Pit Beirer (KTM) über Enea Bastianini: «Im Rennen ist er einer der Besten!»
In Austin erreichte Tech3-Ass Enea Bastianini die Ränge 3 und 6 – das beste Resultat seit Langem. KTM-Rennsportchef Pit Beirer analysierte nach dem MotoGP-Wochenende die Leistung von «La Bestia».
Enea Bastianini erlebte beim Großen Preis der USA in Austin seit längerer Zeit wieder ein erfolgreiches MotoGP-Wochenende. Im Zeittraining am Freitag raste er mit seiner KTM in die Top-10, was ihm den direkten Einzug ins Q2 bescherte. Dort lief es dann nicht mehr ganz so gut, immerhin wurde es für den Tech3-Piloten der zwölfte Startplatz.
«Bei Enea fehlt es noch ein bisschen an Selbstvertrauen. Er hat im Qualifying zwei Runs abgebrochen, und in seiner schnellsten Runde ist ihm Marc Marquez in den Weg gefahren. Dann kam noch Pech dazu», analysierte KTM-Rennsportchef Pit Beirer. «Er hat seinen einfachen Einzug ins Q2 nicht in eine gute Rundenzeit umsetzen können. Er war aber viel schneller. Laut den Daten hätte er in der Startaufstellung in den Top-6 sein müssen.»

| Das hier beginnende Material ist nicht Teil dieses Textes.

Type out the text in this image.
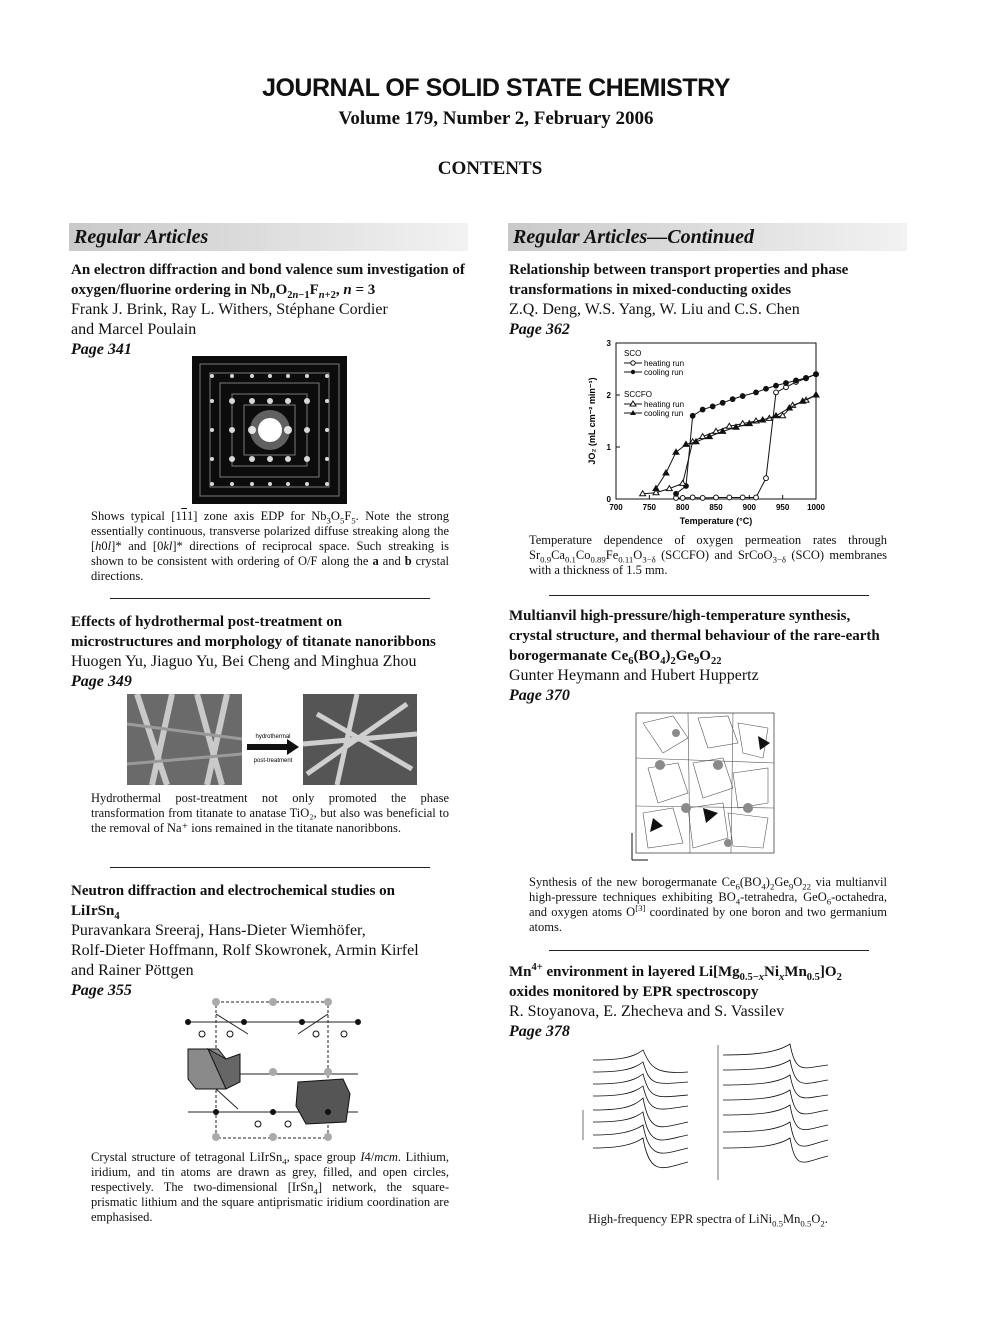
JOURNAL OF SOLID STATE CHEMISTRY
Volume 179, Number 2, February 2006
CONTENTS
Regular Articles	Regular Articles—Continued
An electron diffraction and bond valence sum investigation of oxygen/fluorine ordering in $Nb_nO_{2n-1}F_{n+2}$, n = 3
Frank J. Brink, Ray L. Withers, Stéphane Cordier
and Marcel Poulain
Page 341
Shows typical [111] zone axis EDP for $Nb_3O_5F_5$. Note the strong essentially continuous, transverse polarized diffuse streaking along the [h0l]* and [0kl]* directions of reciprocal space. Such streaking is shown to be consistent with ordering of O/F along the a and b crystal directions.
Effects of hydrothermal post-treatment on
microstructures and morphology of titanate nanoribbons
Huogen Yu, Jiaguo Yu, Bei Cheng and Minghua Zhou
Page 349
hydrothermal
post-treatment
Hydrothermal post-treatment not only promoted the phase transformation from titanate to anatase TiO₂, but also was beneficial to the removal of Na⁺ ions remained in the titanate nanoribbons.
Neutron diffraction and electrochemical studies on
LiIrSn$_4$
Puravankara Sreeraj, Hans-Dieter Wiemhöfer,
Rolf-Dieter Hoffmann, Rolf Skowronek, Armin Kirfel
and Rainer Pöttgen
Page 355
Crystal structure of tetragonal LiIrSn$_4$, space group I4/mcm. Lithium, iridium, and tin atoms are drawn as grey, filled, and open circles, respectively. The two-dimensional [IrSn$_4$] network, the square-prismatic lithium and the square antiprismatic iridium coordination are emphasised.
Relationship between transport properties and phase
transformations in mixed-conducting oxides
Z.Q. Deng, W.S. Yang, W. Liu and C.S. Chen
Page 362
700 750 800 850 900 950 1000
0
1
2
3
SCO
heating run
cooling run
SCCFO
heating run
cooling run
Temperature (°C)
JO₂ (mL cm⁻² min⁻¹)
Temperature dependence of oxygen permeation rates through $Sr_{0.9}Ca_{0.1}Co_{0.89}Fe_{0.11}O_{3-\delta}$ (SCCFO) and SrCoO$_{3-\delta}$ (SCO) membranes with a thickness of 1.5 mm.
Multianvil high-pressure/high-temperature synthesis,
crystal structure, and thermal behaviour of the rare-earth
borogermanate $Ce_6(BO_4)_2Ge_9O_{22}$
Gunter Heymann and Hubert Huppertz
Page 370
Synthesis of the new borogermanate $Ce_6(BO_4)_2Ge_9O_{22}$ via multianvil high-pressure techniques exhibiting $BO_4$-tetrahedra, GeO$_6$-octahedra, and oxygen atoms O[3] coordinated by one boron and two germanium atoms.
$Mn^{4+}$ environment in layered $Li[Mg_{0.5-x}Ni_xMn_{0.5}]O_2$
oxides monitored by EPR spectroscopy
R. Stoyanova, E. Zhecheva and S. Vassilev
Page 378
High-frequency EPR spectra of $LiNi_{0.5}Mn_{0.5}O_2$.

Im Sprint stellte «La Bestia» seine Qualitäten im Rennen unter Beweis. Er kämpfte sich mit seiner RC16 auf Platz 4 nach vorne. Weil KTM-Kollege Pedro Acosta, der Dritter wurde, nachträglich eine Reifendruck-Strafe bekam, wurde es für Bastianini noch ein Podestplatz. Im Grand Prix am Sonntag trat der 28-Jährige erneut die Flucht nach vorne an. In der zweiten Rennhälfte lieferte er sich ein enges Duell mit Marc Marquez – mit dem besseren Ende für den Weltmeister. Bastianini fuhr als Sechster über die Ziellinie.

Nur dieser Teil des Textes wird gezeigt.